A 53ª SIVI Daycoval abriu com o tradicional Desfile dos Barcos, com a presença da Fragata Tamandaré F200, mais moderno navio de guerra da Marinha do Brasil. O fator surpresa foi a participação da Esquadrilha da Fumaça, que pelo segundo ano consecutivo executou manobras arrojadas sobre os barcos, transformando a apresentação num grande espetáculo para as milhares de pessoas que ocuparam o píer da vila e arredores.

Logo na sequência, os barcos partiram para as regatas Alcatrazes por Boreste, a mais longa, com 55 milhas náuticas, Toque Toque por Boreste e Renato Frankenthal. A 53ª Semana Internacional de Vela de Ilhabela Daycoval segue até sábado, 1º de agosto. A programação terá regatas para as classes ORC, Bra-RGS, RGS-Cruiser, Clássicos, C30 e HPE25. O evento é organizado pelo Yacht Club de Ilhabela.

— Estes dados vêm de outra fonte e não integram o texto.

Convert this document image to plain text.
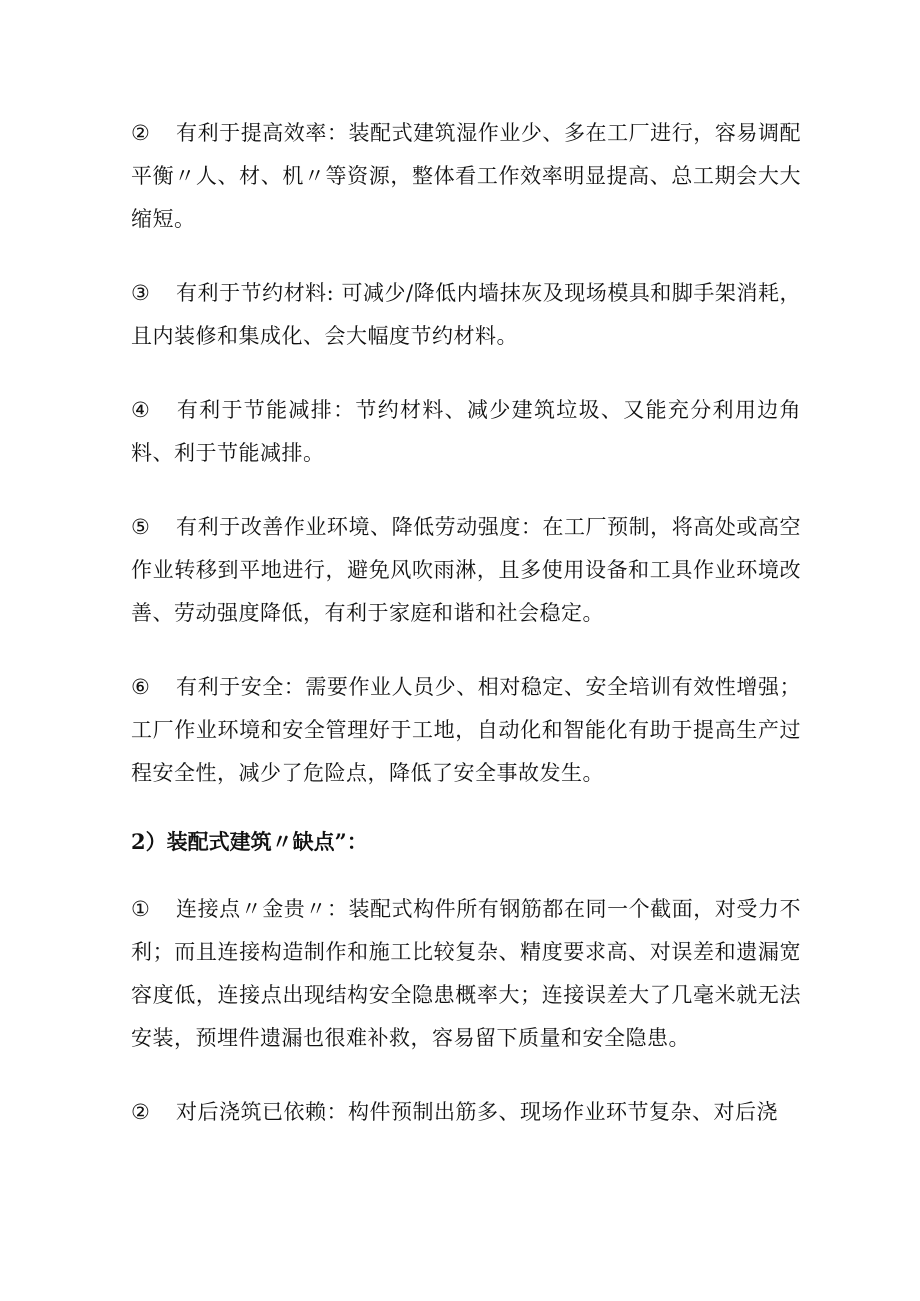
② 有利于提高效率：装配式建筑湿作业少、多在工厂进行，容易调配平衡〃人、材、机〃等资源，整体看工作效率明显提高、总工期会大大缩短。

③ 有利于节约材料: 可减少/降低内墙抹灰及现场模具和脚手架消耗，且内装修和集成化、会大幅度节约材料。

④ 有利于节能减排：节约材料、减少建筑垃圾、又能充分利用边角料、利于节能减排。

⑤ 有利于改善作业环境、降低劳动强度：在工厂预制，将高处或高空作业转移到平地进行，避免风吹雨淋，且多使用设备和工具作业环境改善、劳动强度降低，有利于家庭和谐和社会稳定。

⑥ 有利于安全：需要作业人员少、相对稳定、安全培训有效性增强；工厂作业环境和安全管理好于工地，自动化和智能化有助于提高生产过程安全性，减少了危险点，降低了安全事故发生。

2）装配式建筑〃缺点”：

① 连接点〃金贵〃：装配式构件所有钢筋都在同一个截面，对受力不利；而且连接构造制作和施工比较复杂、精度要求高、对误差和遗漏宽容度低，连接点出现结构安全隐患概率大；连接误差大了几毫米就无法安装，预埋件遗漏也很难补救，容易留下质量和安全隐患。

② 对后浇筑已依赖：构件预制出筋多、现场作业环节复杂、对后浇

Resultados das regatas de abertura da 53ªSIVI Daycoval AQUI

Filme sobre conquista inédita na SIVI

O Barco Brasil entrou para a história da vela oceânica brasileira ao conquistar em abril o tiítulo inédito da Globe 40 na categoria Sharp. A regata de volta ao mundo é considerada o mais duro desafio do esporte em duplas. Equipes de sete países enfrentaram mais de 30 mil milhas náuticas a bordo de barcos de 40 pés, em condições extremas de clima e mar. José Guilherme Caldas, ao lado de Luiz Bolina, foram os únicos na disputa sem patrocínio, sem tripulantes suplentes, numa jornada de oito meses que ultrapassou os limites de uma competição esportiva.

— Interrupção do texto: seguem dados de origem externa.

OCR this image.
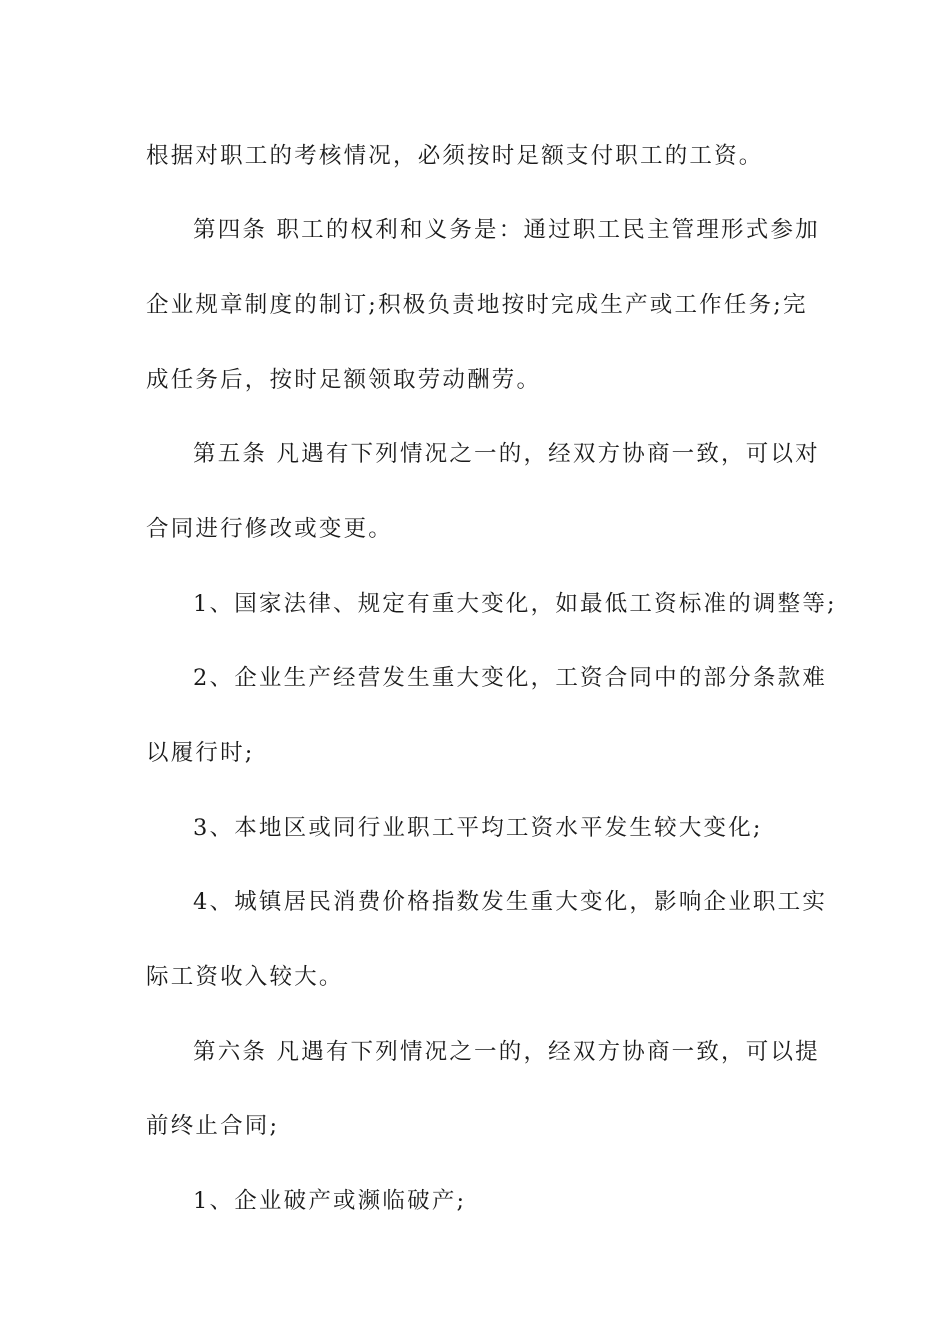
根据对职工的考核情况，必须按时足额支付职工的工资。
第四条 职工的权利和义务是：通过职工民主管理形式参加
企业规章制度的制订;积极负责地按时完成生产或工作任务;完
成任务后，按时足额领取劳动酬劳。
第五条 凡遇有下列情况之一的，经双方协商一致，可以对
合同进行修改或变更。
1、国家法律、规定有重大变化，如最低工资标准的调整等;
2、企业生产经营发生重大变化，工资合同中的部分条款难
以履行时;
3、本地区或同行业职工平均工资水平发生较大变化;
4、城镇居民消费价格指数发生重大变化，影响企业职工实
际工资收入较大。
第六条 凡遇有下列情况之一的，经双方协商一致，可以提
前终止合同;
1、企业破产或濒临破产;
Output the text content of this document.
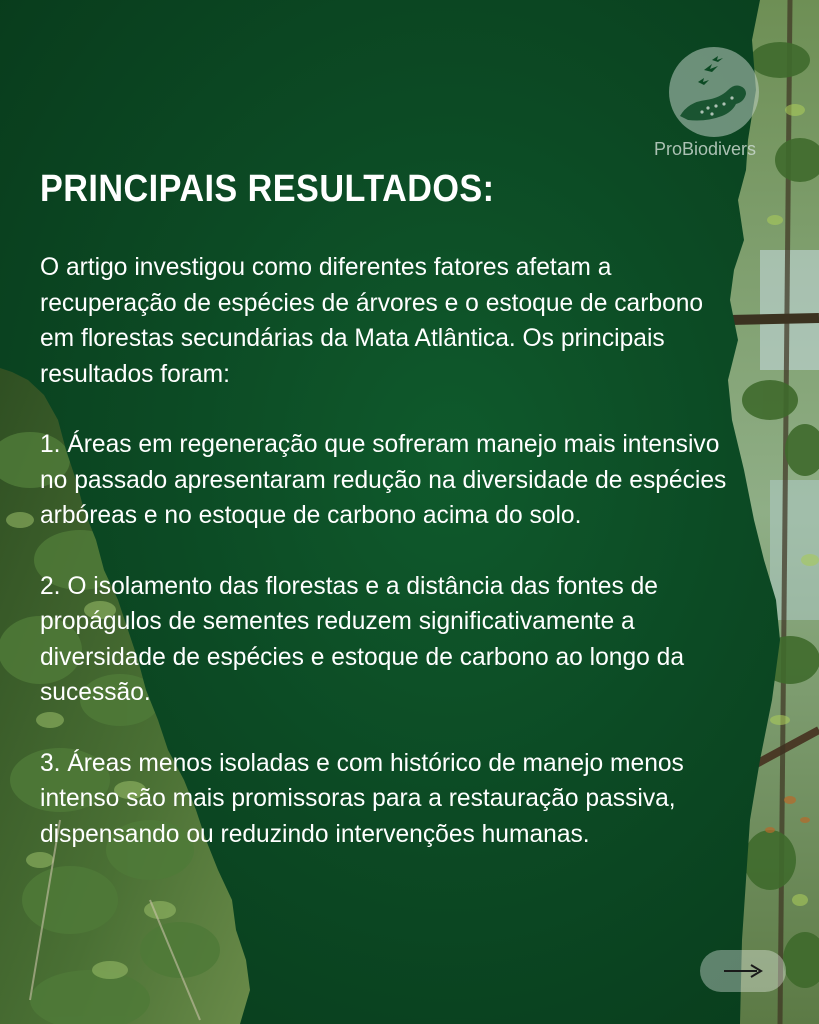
ProBiodivers
PRINCIPAIS RESULTADOS:

O artigo investigou como diferentes fatores afetam a recuperação de espécies de árvores e o estoque de carbono em florestas secundárias da Mata Atlântica. Os principais resultados foram:

1. Áreas em regeneração que sofreram manejo mais intensivo no passado apresentaram redução na diversidade de espécies arbóreas e no estoque de carbono acima do solo.

2. O isolamento das florestas e a distância das fontes de propágulos de sementes reduzem significativamente a diversidade de espécies e estoque de carbono ao longo da sucessão.

3. Áreas menos isoladas e com histórico de manejo menos intenso são mais promissoras para a restauração passiva, dispensando ou reduzindo intervenções humanas.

A conquista foi transformada em documentário, exibido pela primeira vez numa sessão exclusiva para convidados dentro da programação da 53ª SIVI Daycoval, neste domingo (26). “Cada Minuto Conta” reúne imagens captadas ao longo dos oito meses da Globe40, registros feitos pela equipe do projeto e cenas produzidas pela Sealab Filmes, que acompanhou diferentes momentos da campanha do Barco Brasil.

A produção reúne depoimentos gravados em São Paulo, no Hospital Sírio-Libanês, e em Ilhabela, além de entrevistas com os velejadores, familiares, amigos e integrantes da equipe responsável pela operação.

A narrativa percorre os desafios de uma volta ao mundo em dupla: a preparação, a estratégia, a logística, a tomada de decisões e a capacidade de superar limites quando existe um propósito maior.

A travessia começou em setembro de 2025, em Lorient, na França, e passou por Cádiz (Espanha), Mindelo (Cabo Verde), Ilha da Reunião (território francês no Oceano Índico), Sydney (Austrália), Valparaíso (Chile) e Recife (Brasil).

Cidade da Vela: tradição e futuro em um mesmo horizonte

O documentário integra as iniciativas da Cidade da Vela, projeto idealizado por Carlos Eduardo de Campos Maia com a proposta de valorizar a cultura náutica brasileira e fortalecer Ilhabela como referência internacional da vela.

A iniciativa conecta esporte, turismo, marcas, história e economia do mar, preservando memórias de grandes velejadores e construindo novos capítulos para o futuro da modalidade.